Regulators are also coming down increasingly hard on exchanges that don’t comply with their rules. Most recently, Mt. Gox funds held by a subsidiary of the exchange and the Dwolla payment service were seized by US authorities, who claimed that Mt. Gox didn’t have the necessary money services businesses license. Bitcoin 24 had its bank account shuttered by law enforcement.

"You’re going to get people who are swapping dollars for bitcoins, and it will be one bank account transaction, where they see $100 move from one person’s bank account to another. They won’t be able to see the blockchain on the other side of that.  So how do you stop that?” Turrall said. “This is a genuinely distributed infrastructure.”

In some cases, banks themselves have pulled an exchange’s account after it was found not to have a money services businesses license. Turrall argued that a P2P exchange would solve that problem.

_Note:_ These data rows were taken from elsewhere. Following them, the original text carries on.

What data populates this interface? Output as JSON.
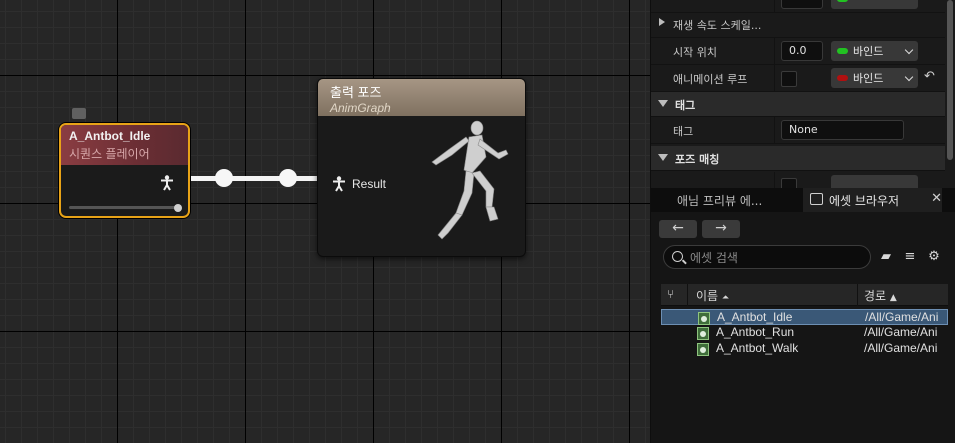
{
  "graph": {
    "sequence_node": {
      "title": "A_Antbot_Idle",
      "subtitle": "시퀀스 플레이어",
      "border_color": "#e8a317"
    },
    "output_node": {
      "title": "출력 포즈",
      "subtitle": "AnimGraph",
      "input_label": "Result"
    }
  },
  "details": {
    "rows": [
      {
        "label": "재생 속도 스케일...",
        "collapsed": true
      },
      {
        "label": "시작 위치",
        "value": "0.0",
        "binding": "바인드",
        "binding_color": "#22c222"
      },
      {
        "label": "애니메이션 루프",
        "binding": "바인드",
        "binding_color": "#b01010"
      }
    ],
    "categories": [
      "태그",
      "포즈 매칭"
    ],
    "tag_row": {
      "label": "태그",
      "value": "None"
    }
  },
  "browser": {
    "tabs": [
      "애님 프리뷰 에...",
      "에셋 브라우저"
    ],
    "search_placeholder": "에셋 검색",
    "columns": {
      "name": "이름",
      "path": "경로"
    },
    "assets": [
      {
        "name": "A_Antbot_Idle",
        "path": "/All/Game/Ani",
        "selected": true
      },
      {
        "name": "A_Antbot_Run",
        "path": "/All/Game/Ani",
        "selected": false
      },
      {
        "name": "A_Antbot_Walk",
        "path": "/All/Game/Ani",
        "selected": false
      }
    ]
  }
}
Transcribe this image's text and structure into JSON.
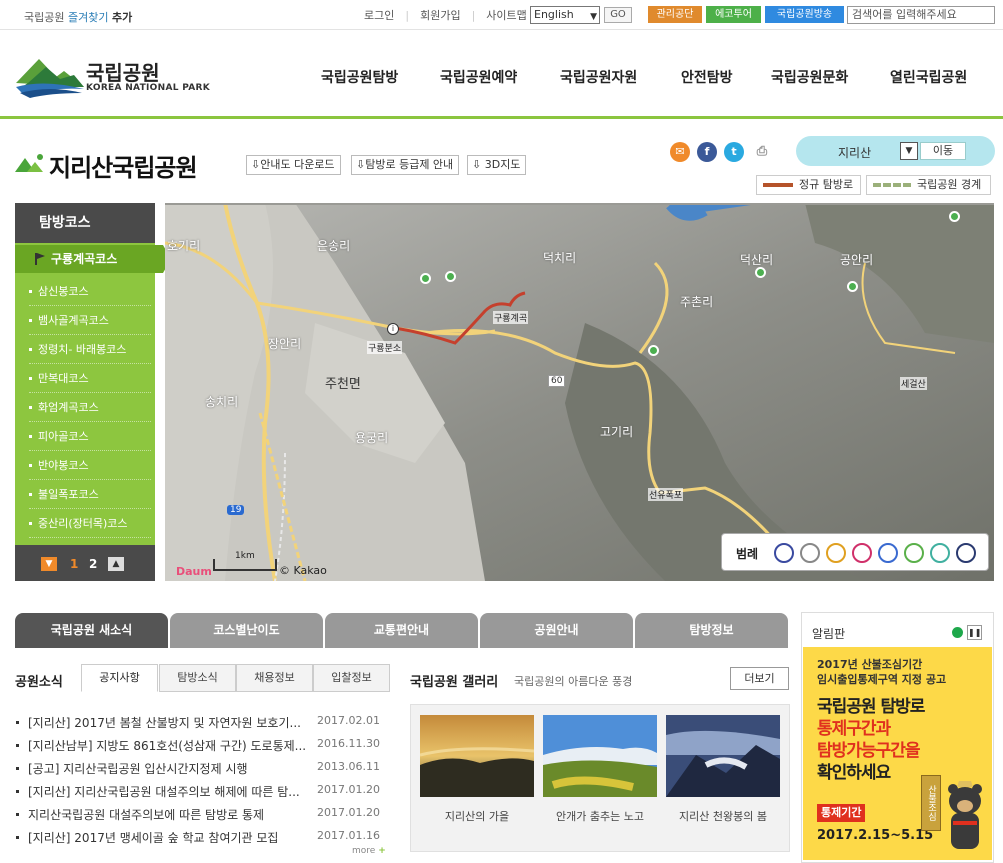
{
  "topbar": {
    "fav_prefix": "국립공원",
    "fav_link": "즐겨찾기",
    "fav_suffix": "추가",
    "links": [
      "로그인",
      "회원가입",
      "사이트맵"
    ],
    "language": "English",
    "go_label": "GO",
    "chips": [
      {
        "label": "관리공단",
        "color": "#e08a2d"
      },
      {
        "label": "에코투어",
        "color": "#4db049"
      },
      {
        "label": "국립공원방송",
        "color": "#2f8ae0"
      }
    ],
    "search_placeholder": "검색어를 입력해주세요"
  },
  "logo": {
    "kr": "국립공원",
    "en": "KOREA NATIONAL PARK"
  },
  "gnb": [
    "국립공원탐방",
    "국립공원예약",
    "국립공원자원",
    "안전탐방",
    "국립공원문화",
    "열린국립공원"
  ],
  "park": {
    "title": "지리산국립공원",
    "buttons": [
      "안내도 다운로드",
      "탐방로 등급제 안내",
      "3D지도"
    ],
    "selected_park": "지리산",
    "move_label": "이동",
    "legend_trail": "정규 탐방로",
    "legend_boundary": "국립공원 경계",
    "colors": {
      "trail": "#b5532a",
      "boundary": "#9bb07a"
    }
  },
  "lnb": {
    "title": "탐방코스",
    "active": "구룡계곡코스",
    "items": [
      "삼신봉코스",
      "뱀사골계곡코스",
      "정령치- 바래봉코스",
      "만복대코스",
      "화엄계곡코스",
      "피아골코스",
      "반야봉코스",
      "불일폭포코스",
      "중산리(장터목)코스"
    ],
    "page_current": "1",
    "page_other": "2"
  },
  "map": {
    "places": [
      "호기리",
      "은송리",
      "덕치리",
      "덕산리",
      "공안리",
      "장안리",
      "주천면",
      "주촌리",
      "세걸산",
      "송치리",
      "용궁리",
      "고기리",
      "선유폭포",
      "구룡분소",
      "구룡계곡"
    ],
    "road_number_1": "60",
    "road_number_2": "19",
    "scale": "1km",
    "copyright": "© Kakao",
    "provider": "Daum",
    "legend_title": "범례",
    "legend_colors": [
      "#3a4aa0",
      "#888888",
      "#e0a020",
      "#d0306a",
      "#3a6ad0",
      "#5ab04a",
      "#40b0a0",
      "#2a3a70"
    ]
  },
  "tabs": [
    "국립공원 새소식",
    "코스별난이도",
    "교통편안내",
    "공원안내",
    "탐방정보"
  ],
  "news": {
    "heading": "공원소식",
    "subtabs": [
      "공지사항",
      "탐방소식",
      "채용정보",
      "입찰정보"
    ],
    "items": [
      {
        "title": "[지리산] 2017년 봄철 산불방지 및 자연자원 보호기...",
        "date": "2017.02.01"
      },
      {
        "title": "[지리산남부] 지방도 861호선(성삼재 구간) 도로통제...",
        "date": "2016.11.30"
      },
      {
        "title": "[공고] 지리산국립공원 입산시간지정제 시행",
        "date": "2013.06.11"
      },
      {
        "title": "[지리산] 지리산국립공원 대설주의보 해제에 따른 탐...",
        "date": "2017.01.20"
      },
      {
        "title": "지리산국립공원 대설주의보에 따른 탐방로 통제",
        "date": "2017.01.20"
      },
      {
        "title": "[지리산] 2017년 맹세이골 숲 학교 참여기관 모집",
        "date": "2017.01.16"
      }
    ],
    "more": "more"
  },
  "gallery": {
    "heading": "국립공원 갤러리",
    "sub": "국립공원의 아름다운 풍경",
    "more_btn": "더보기",
    "captions": [
      "지리산의 가을",
      "안개가 춤추는 노고",
      "지리산 천왕봉의 봄"
    ]
  },
  "notice": {
    "heading": "알림판",
    "line1": "2017년 산불조심기간",
    "line2": "임시출입통제구역 지정 공고",
    "big1": "국립공원 탐방로",
    "big2": "통제구간과",
    "big3": "탐방가능구간을",
    "big4": "확인하세요",
    "control_label": "통제기간",
    "period": "2017.2.15~5.15",
    "sign": "산불조심"
  }
}
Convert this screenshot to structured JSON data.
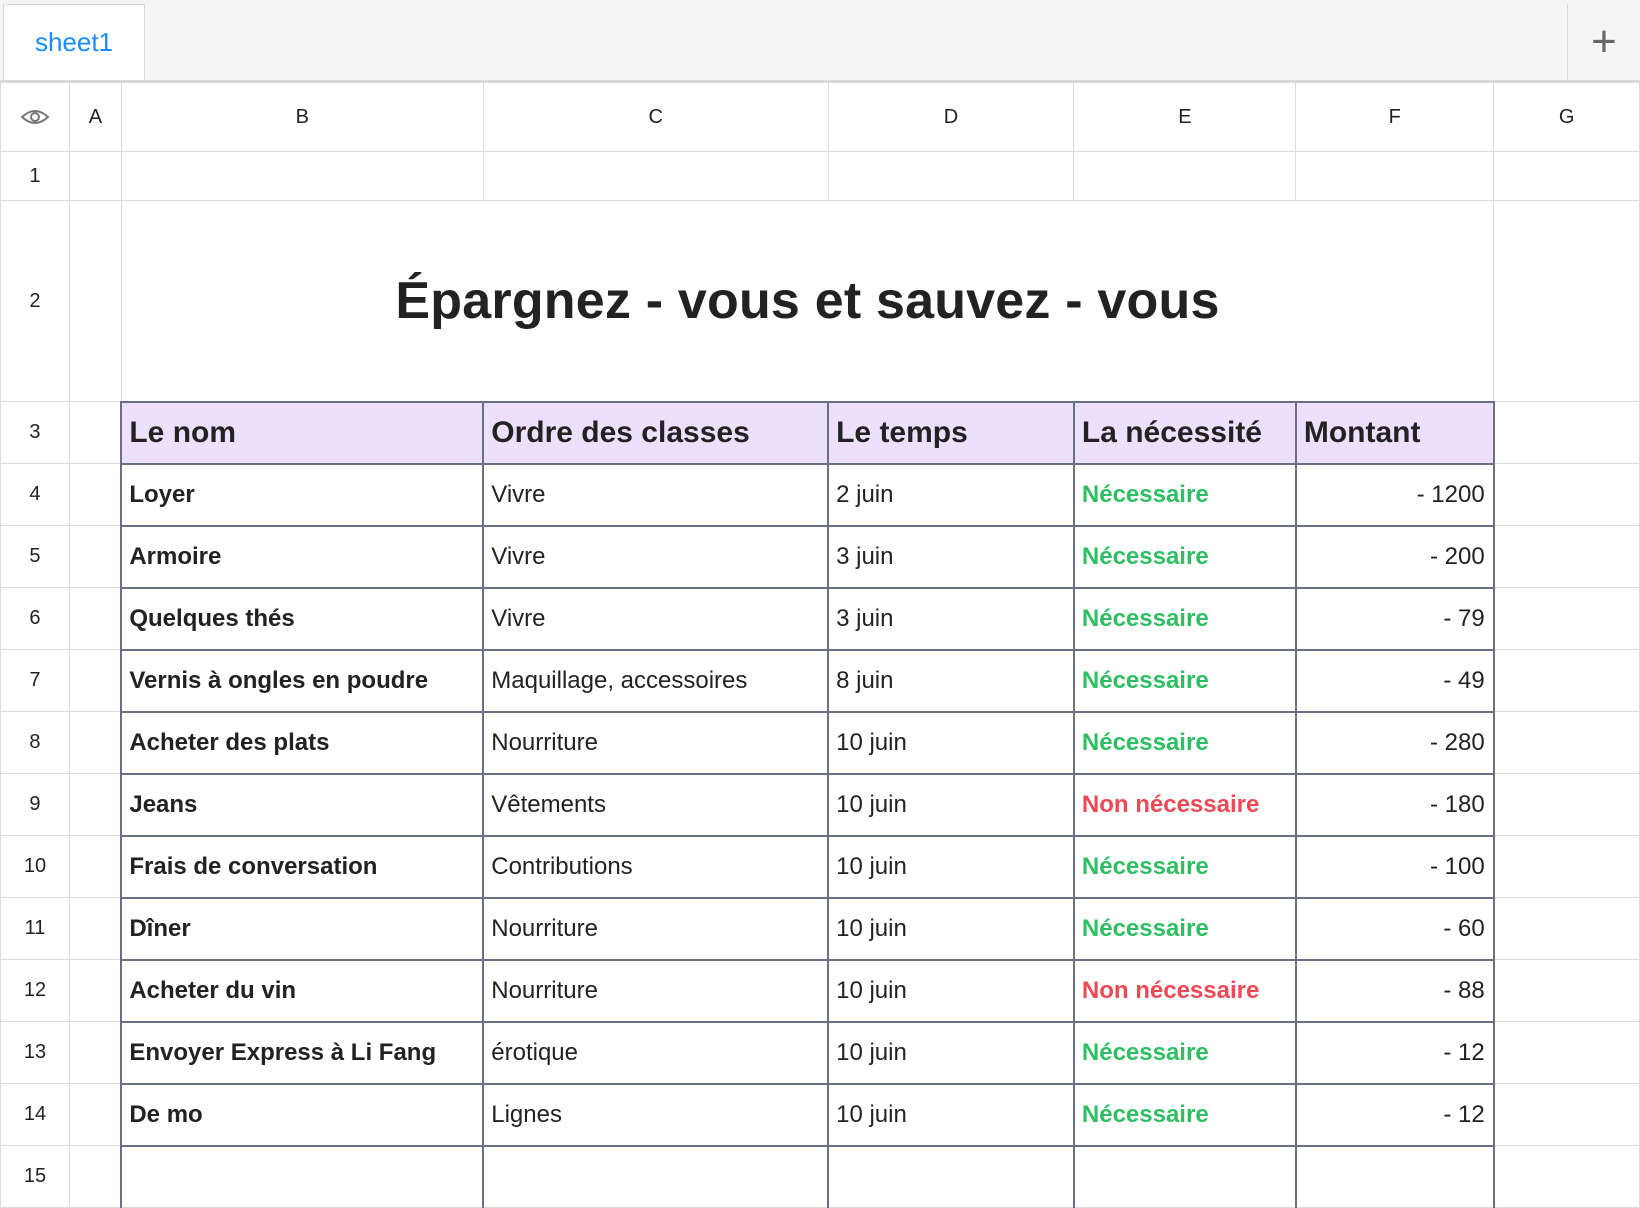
{
  "tabs": [
    {
      "label": "sheet1"
    }
  ],
  "add_tab_glyph": "+",
  "columns": [
    "A",
    "B",
    "C",
    "D",
    "E",
    "F",
    "G"
  ],
  "rows": [
    "1",
    "2",
    "3",
    "4",
    "5",
    "6",
    "7",
    "8",
    "9",
    "10",
    "11",
    "12",
    "13",
    "14",
    "15"
  ],
  "title": "Épargnez - vous et sauvez - vous",
  "headers": [
    "Le nom",
    "Ordre des classes",
    "Le temps",
    "La nécessité",
    "Montant"
  ],
  "data": [
    {
      "nom": "Loyer",
      "classe": "Vivre",
      "temps": "2 juin",
      "necessite": "Nécessaire",
      "montant": "- 1200"
    },
    {
      "nom": "Armoire",
      "classe": "Vivre",
      "temps": "3 juin",
      "necessite": "Nécessaire",
      "montant": "- 200"
    },
    {
      "nom": "Quelques thés",
      "classe": "Vivre",
      "temps": "3 juin",
      "necessite": "Nécessaire",
      "montant": "- 79"
    },
    {
      "nom": "Vernis à ongles en poudre",
      "classe": "Maquillage, accessoires",
      "temps": "8 juin",
      "necessite": "Nécessaire",
      "montant": "- 49"
    },
    {
      "nom": "Acheter des plats",
      "classe": "Nourriture",
      "temps": "10 juin",
      "necessite": "Nécessaire",
      "montant": "- 280"
    },
    {
      "nom": "Jeans",
      "classe": "Vêtements",
      "temps": "10 juin",
      "necessite": "Non nécessaire",
      "montant": "- 180"
    },
    {
      "nom": "Frais de conversation",
      "classe": "Contributions",
      "temps": "10 juin",
      "necessite": "Nécessaire",
      "montant": "- 100"
    },
    {
      "nom": "Dîner",
      "classe": "Nourriture",
      "temps": "10 juin",
      "necessite": "Nécessaire",
      "montant": "- 60"
    },
    {
      "nom": "Acheter du vin",
      "classe": "Nourriture",
      "temps": "10 juin",
      "necessite": "Non nécessaire",
      "montant": "- 88"
    },
    {
      "nom": "Envoyer Express à Li Fang",
      "classe": "érotique",
      "temps": "10 juin",
      "necessite": "Nécessaire",
      "montant": "- 12"
    },
    {
      "nom": "De mo",
      "classe": "Lignes",
      "temps": "10 juin",
      "necessite": "Nécessaire",
      "montant": "- 12"
    }
  ],
  "colors": {
    "necessary": "#2fbf63",
    "not_necessary": "#ee4a55",
    "header_bg": "#ede0ff",
    "tab_text": "#1a8cff"
  },
  "icons": {
    "visibility": "eye-icon",
    "add": "plus-icon"
  }
}
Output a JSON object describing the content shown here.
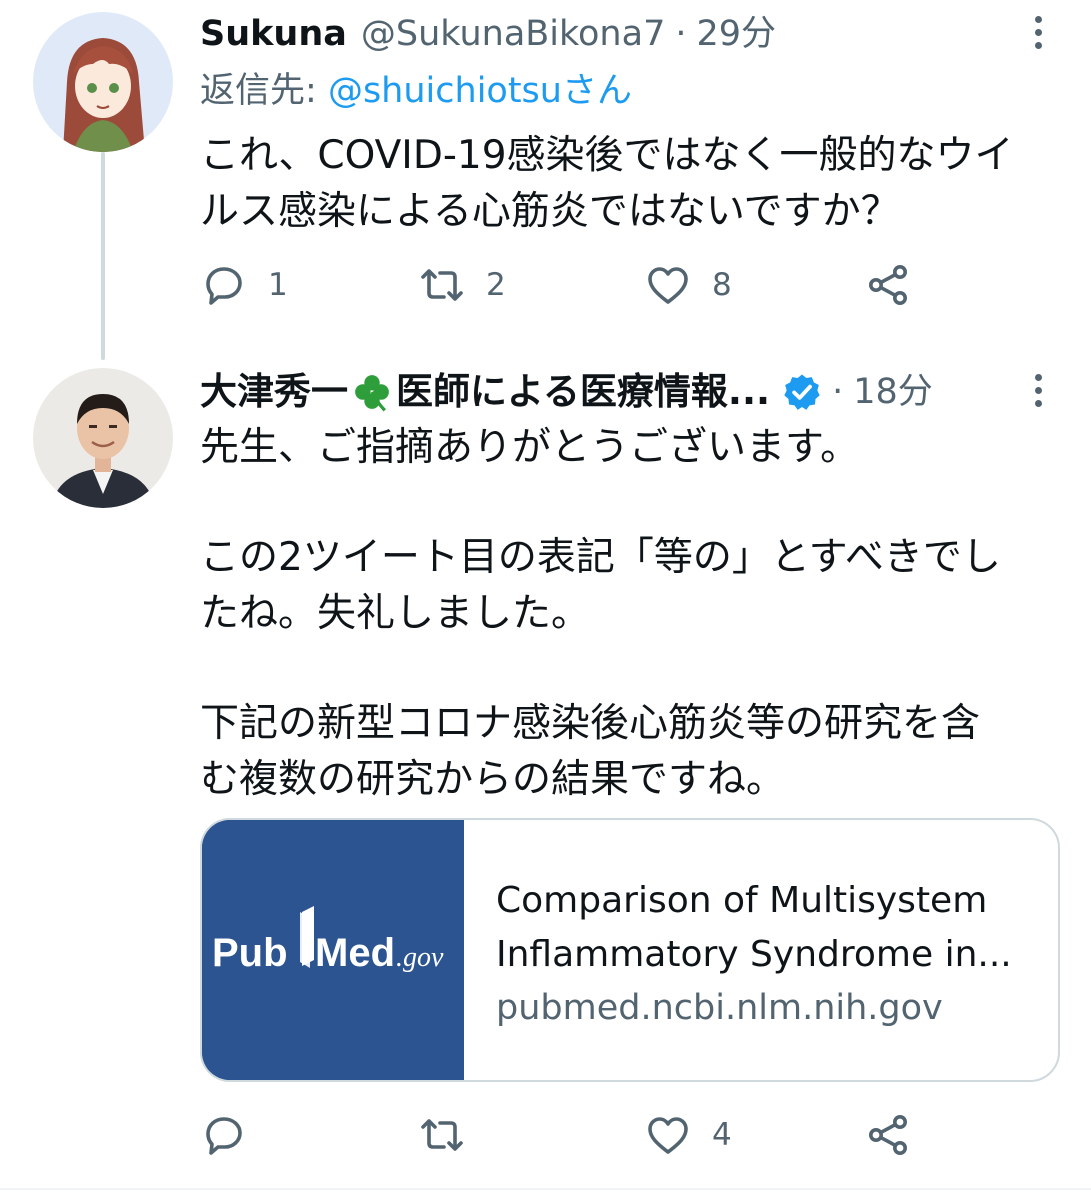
{
  "tweets": [
    {
      "display_name": "Sukuna",
      "handle": "@SukunaBikona7",
      "separator": "·",
      "time": "29分",
      "reply_to_label": "返信先:",
      "reply_to_mention": "@shuichiotsuさん",
      "text_lines": [
        "これ、COVID-19感染後ではなく一般的なウイ",
        "ルス感染による心筋炎ではないですか？"
      ],
      "counts": {
        "replies": "1",
        "retweets": "2",
        "likes": "8"
      }
    },
    {
      "display_name_part1": "大津秀一",
      "display_name_part2": "医師による医療情報...",
      "verified": true,
      "separator": "·",
      "time": "18分",
      "paragraphs": [
        [
          "先生、ご指摘ありがとうございます。"
        ],
        [
          "この2ツイート目の表記「等の」とすべきでし",
          "たね。失礼しました。"
        ],
        [
          "下記の新型コロナ感染後心筋炎等の研究を含",
          "む複数の研究からの結果ですね。"
        ]
      ],
      "link_card": {
        "thumbnail_logo": "PubMed.gov",
        "title_lines": [
          "Comparison of Multisystem",
          "Inflammatory Syndrome in..."
        ],
        "domain": "pubmed.ncbi.nlm.nih.gov"
      },
      "counts": {
        "replies": "",
        "retweets": "",
        "likes": "4"
      }
    }
  ],
  "icons": [
    "reply-icon",
    "retweet-icon",
    "like-icon",
    "share-icon",
    "more-icon",
    "verified-icon",
    "clover-icon"
  ],
  "colors": {
    "text": "#0f1419",
    "secondary": "#536471",
    "link": "#1d9bf0",
    "card_thumb_bg": "#2c5491",
    "clover": "#2e9e3a"
  }
}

“You’d have to yank the thousands of small accounts for small-dollar transactions from thousands of users, which you’d have to spot,” he said.

Eli Dourado, a research fellow at the Mercatus Center, a market economics think tank at George Mason University, studies the effect of cryptocurrencies. He is in favor of a P2P exchange.

“I think that the trend is towards decentralization, and I think especially if there’s a regulatory crackdown, which seems to be on its way, that idea of being totally decentralized will be attractive to a lot of people,” Dourado said.

MetaLair isn’t aiming to just hack policy problems with its P2P exchange, however; it wants to avoid a technical one: double spending.

Double spending is a theoretical problem in which currency can be spent twice. In theory, a malicious party could refute a cryptocurrency transaction, and spend currency twice. This becomes particularly problematic if one entity should gain control of over half of the transaction processing power (hashing power) on the Bitcoin network ... because that party could then claim with more authenticity that its transaction records are authentic.

“Our system guarantees that you can’t have a double-spending attack within the window of confirmation that you guarantee,” Turrall said.

Turrall isn’t giving much away about the technology behind the system, as MetaLair is still hoping to attract £200,000 in funding, either through donations or investment. He’ll have to unveil details at some point, though, because he says the firm will open-source everything, creating a free client available for download.

If that's the case, how will Turrall and MetaLair make any money?

“Alongside the distributed infrastructure exchange that we’re building, we’ll provide our own proprietary software that will add benefit,” Turrall said. This is how he’s offering benefit to investors: “It will be free to use, but you will have a company with an enormous, multi-million-user base.”

That would be a captive audience indeed.

So, there will be two clients: one that tech-savvy users will compile themselves, and the other, packaged for a less technical, broader audience. That will be where the firm makes its revenue, rather than on commissions from network trades.

“We will also add our own security and encryption stuff into that (client), which will provide added security to your coins,” Turrall added.

The company's web site, MetaLair.org, will be active by the weekend, Turrall said.